Presumptions, Timing and Evidence

When a trier of fact has to consider the evidence before them, the sequence of events may be critical. For instance, in estate litigation, the date of death and the date of the making of any will are often key events upon which evidentiary findings may pivot. In cases where there is a transfer of real property in dispute, the date of the transfer is another such event. What was the intention at the time of the transfer and what is the evidence as to that intention?

Consider a case where a parent gratuitously transfers title to her house to one of her adult children. There is a rebuttable presumption that the child holds the property on a resulting trust for the parent. Although this concept was initially applied in Pecore to joint bank accounts, the presumption of resulting trust has also been applied to transfers of real property into joint ownership with an adult child.

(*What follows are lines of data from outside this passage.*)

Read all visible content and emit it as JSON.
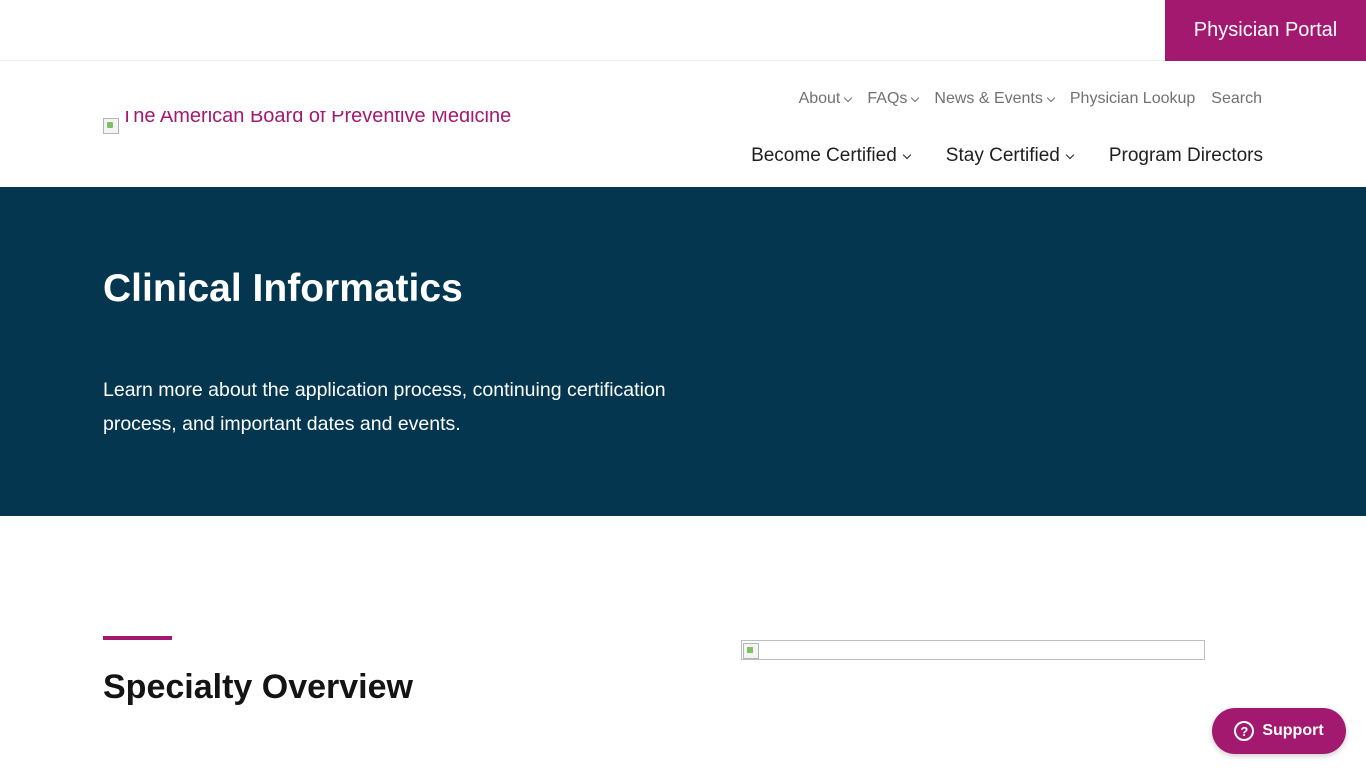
{
  "topbar": {
    "portal_label": "Physician Portal"
  },
  "header": {
    "logo_alt": "The American Board of Preventive Medicine",
    "utility_nav": [
      {
        "label": "About",
        "has_dropdown": true
      },
      {
        "label": "FAQs",
        "has_dropdown": true
      },
      {
        "label": "News & Events",
        "has_dropdown": true
      },
      {
        "label": "Physician Lookup",
        "has_dropdown": false
      },
      {
        "label": "Search",
        "has_dropdown": false
      }
    ],
    "main_nav": [
      {
        "label": "Become Certified",
        "has_dropdown": true
      },
      {
        "label": "Stay Certified",
        "has_dropdown": true
      },
      {
        "label": "Program Directors",
        "has_dropdown": false
      }
    ]
  },
  "hero": {
    "title": "Clinical Informatics",
    "description": "Learn more about the application process, continuing certification process, and important dates and events."
  },
  "overview": {
    "title": "Specialty Overview"
  },
  "support": {
    "label": "Support"
  },
  "colors": {
    "brand": "#a3196f",
    "hero_bg": "#04364f"
  }
}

Presumptions at law generally exist to provide protection to what is “presumed” to be the norm in the absence of evidence. In an ideal world, there will always be sufficient evidence to prove with absolute certainty what the parent’s intentions were. But, of course, that is not always the case and that is not the test. The file of the lawyer who acted on the transfer may not be available and the test in civil cases is one of balance of probabilities: given two possible outcomes, which one is at least 51% likely to be correct?

Of course, it is the balance of probabilities analysis that makes the job of a judge so difficult and makes for so much courtroom drama. In the case of a gratuitous transfer from a parent to an adult child, the evidence required to rebut the presumption is evidence of the transferor’s contrary intention, at the time of the transfer.

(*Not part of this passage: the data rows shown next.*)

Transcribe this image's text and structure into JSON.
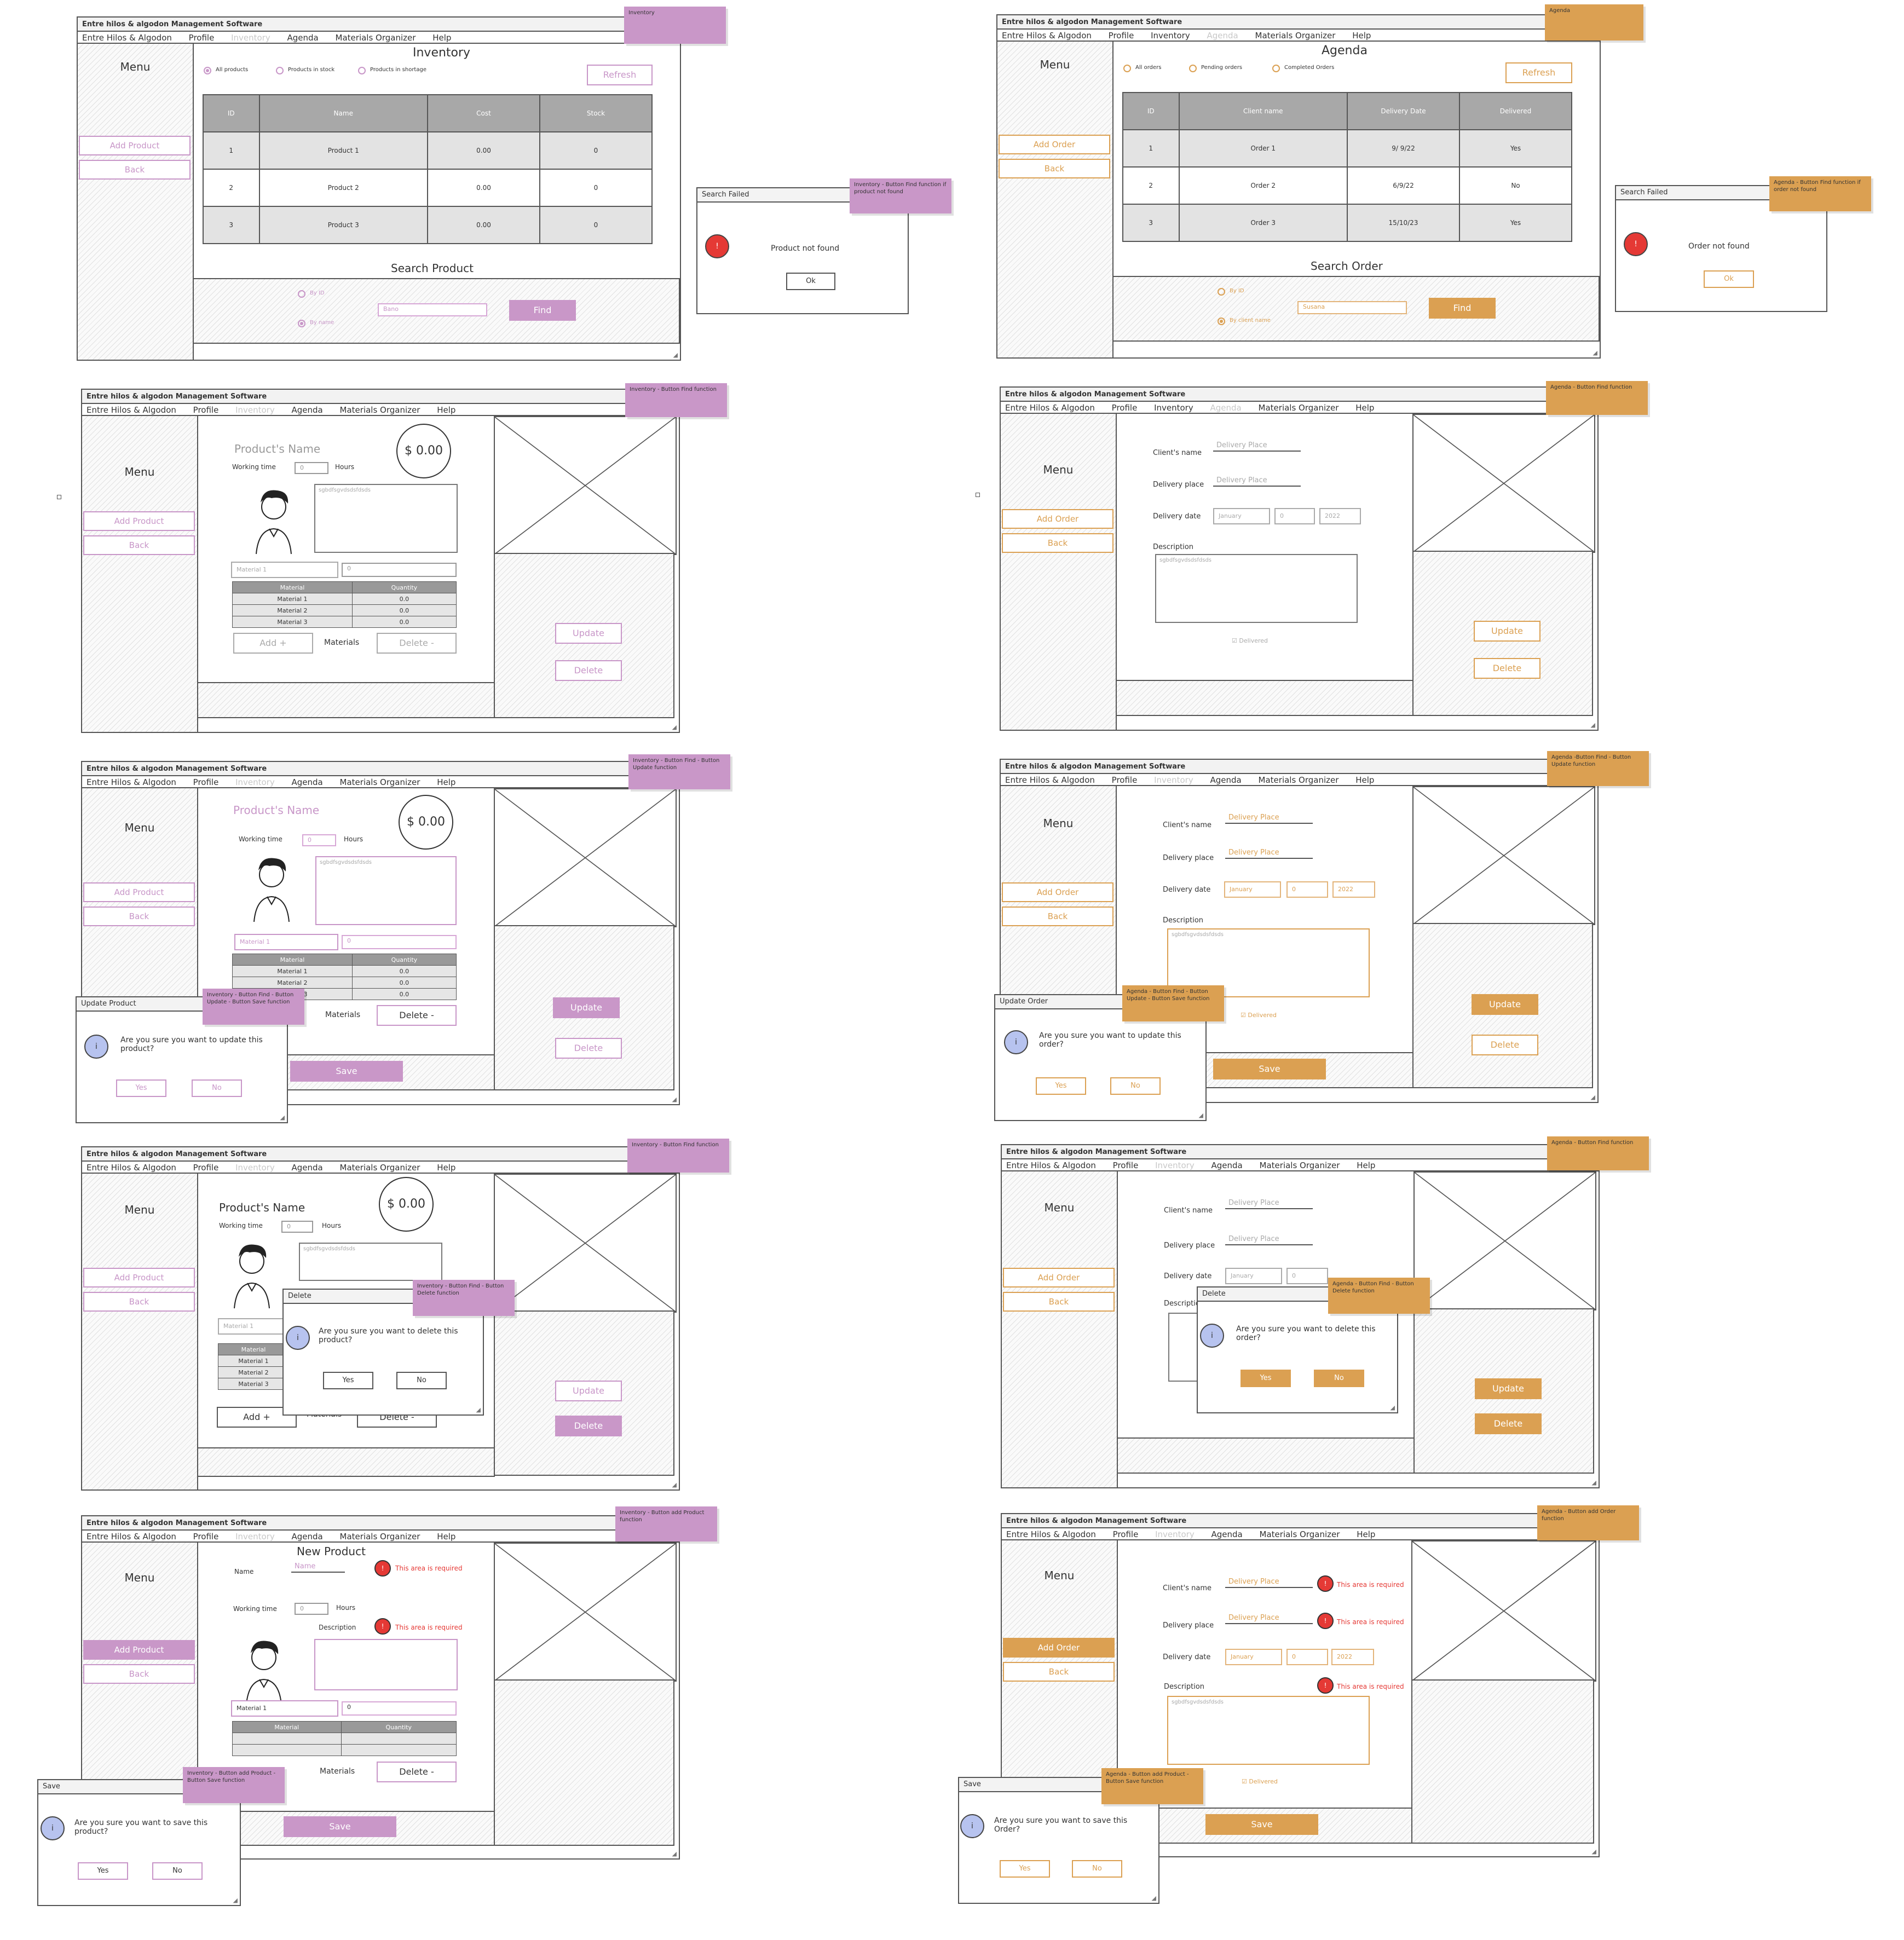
{
  "app_title": "Entre hilos & algodon Management Software",
  "menu": {
    "items": [
      "Entre Hilos & Algodon",
      "Profile",
      "Inventory",
      "Agenda",
      "Materials Organizer",
      "Help"
    ],
    "side_title": "Menu"
  },
  "common": {
    "refresh": "Refresh",
    "find": "Find",
    "update": "Update",
    "delete": "Delete",
    "delete_minus": "Delete -",
    "add_plus": "Add +",
    "materials": "Materials",
    "save": "Save",
    "yes": "Yes",
    "no": "No",
    "ok": "Ok",
    "back": "Back",
    "hours": "Hours",
    "working_time": "Working time",
    "required": "This area is required",
    "textarea_text": "sgbdfsgvdsdsfdsds",
    "delivered": "Delivered",
    "price": "$ 0.00",
    "product_name": "Product's Name"
  },
  "inventory": {
    "title": "Inventory",
    "side_add": "Add Product",
    "filters": [
      "All products",
      "Products in stock",
      "Products in shortage"
    ],
    "columns": [
      "ID",
      "Name",
      "Cost",
      "Stock"
    ],
    "rows": [
      [
        "1",
        "Product 1",
        "0.00",
        "0"
      ],
      [
        "2",
        "Product 2",
        "0.00",
        "0"
      ],
      [
        "3",
        "Product 3",
        "0.00",
        "0"
      ]
    ],
    "search_title": "Search Product",
    "by_id": "By ID",
    "by_name": "By name",
    "search_value": "Bano",
    "search_failed_title": "Search Failed",
    "not_found": "Product not found",
    "material_select": "Material 1",
    "quantity_value": "0",
    "mat_columns": [
      "Material",
      "Quantity"
    ],
    "mat_rows": [
      [
        "Material 1",
        "0.0"
      ],
      [
        "Material 2",
        "0.0"
      ],
      [
        "Material 3",
        "0.0"
      ]
    ],
    "update_title": "Update Product",
    "update_msg": "Are you sure you want to update this product?",
    "delete_title": "Delete",
    "delete_msg": "Are you sure you want to delete this product?",
    "new_product": "New Product",
    "name_label": "Name",
    "name_placeholder": "Name",
    "description_label": "Description",
    "save_title": "Save",
    "save_msg": "Are you sure you want to save this product?",
    "notes": [
      "Inventory",
      "Inventory - Button Find function if product not found",
      "Inventory - Button Find function",
      "Inventory - Button Find - Button Update function",
      "Inventory - Button Find - Button Update - Button Save function",
      "Inventory - Button Find function",
      "Inventory - Button Find - Button Delete function",
      "Inventory - Button add Product function",
      "Inventory - Button add Product - Button Save function"
    ]
  },
  "agenda": {
    "title": "Agenda",
    "side_add": "Add Order",
    "filters": [
      "All orders",
      "Pending orders",
      "Completed Orders"
    ],
    "columns": [
      "ID",
      "Client name",
      "Delivery Date",
      "Delivered"
    ],
    "rows": [
      [
        "1",
        "Order 1",
        "9/ 9/22",
        "Yes"
      ],
      [
        "2",
        "Order 2",
        "6/9/22",
        "No"
      ],
      [
        "3",
        "Order 3",
        "15/10/23",
        "Yes"
      ]
    ],
    "search_title": "Search Order",
    "by_id": "By ID",
    "by_client": "By client name",
    "search_value": "Susana",
    "search_failed_title": "Search Failed",
    "not_found": "Order not found",
    "clients_name": "Client's name",
    "delivery_place": "Delivery place",
    "delivery_date": "Delivery date",
    "description": "Description",
    "placeholder": "Delivery Place",
    "month": "January",
    "day": "0",
    "year": "2022",
    "update_title": "Update Order",
    "update_msg": "Are you sure you want to update this order?",
    "delete_title": "Delete",
    "delete_msg": "Are you sure you want to delete this order?",
    "save_title": "Save",
    "save_msg": "Are you sure you want to save this Order?",
    "notes": [
      "Agenda",
      "Agenda - Button Find function if order not found",
      "Agenda - Button Find function",
      "Agenda -Button Find - Button Update function",
      "Agenda - Button Find - Button Update - Button Save function",
      "Agenda - Button Find function",
      "Agenda - Button Find - Button Delete function",
      "Agenda - Button add Order function",
      "Agenda - Button add Product - Button Save function"
    ]
  },
  "colors": {
    "purple": "#c997c8",
    "orange": "#dba052"
  }
}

But what if there is no evidence of intention contemporaneous with the transfer? Does the presumption prevail? Not necessarily: there is no requirement for evidence to be contemporaneous with the transfer. Evidence subsequent to the transfer may be used to rebut the presumption if such evidence is relevant to the transferor’s intention at the time of the transfer.

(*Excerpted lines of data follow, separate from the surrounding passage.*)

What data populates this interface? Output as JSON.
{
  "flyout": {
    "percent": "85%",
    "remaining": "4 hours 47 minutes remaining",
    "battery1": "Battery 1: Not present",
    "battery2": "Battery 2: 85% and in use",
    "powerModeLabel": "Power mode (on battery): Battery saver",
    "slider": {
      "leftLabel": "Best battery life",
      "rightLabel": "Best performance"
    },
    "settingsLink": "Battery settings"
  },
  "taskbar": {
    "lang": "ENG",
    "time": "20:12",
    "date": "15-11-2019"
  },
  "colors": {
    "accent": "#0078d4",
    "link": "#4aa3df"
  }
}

Such was the finding in the recent unreported case of Rae v Rae, a decision of Justice Chang of the Ontario Superior Court of Justice.  There, in the absence of the file of the lawyer who acted on the transfer, the Court had to look to other evidence in finding that the presumption of resulting trust was rebutted.  The Court accepted the evidence of a subsequent lawyer retained to make a Will for an elderly mother who held the property in joint tenancy with her adult daughter.  The lawyer was informed by the mother that she wished to transfer title to the property to the daughter as she wanted the daughter to receive the property upon her death. The mother had forgotten she had transferred the property some 12 years prior. When the subsequent lawyer gave effect to this direction by omitting the house from the will, it gave effect to this long held intention and served as evidence of her intention at the time of the initial transfer. The Court found that this evidence, as well as the evidence of a long-time neighbour, evidenced a continuity of donative intention. Despite the fact that this evidence was not exactly isolated to intention at the time of the transfer, it was sufficient  for the Court to infer intention and to rebut the presumption.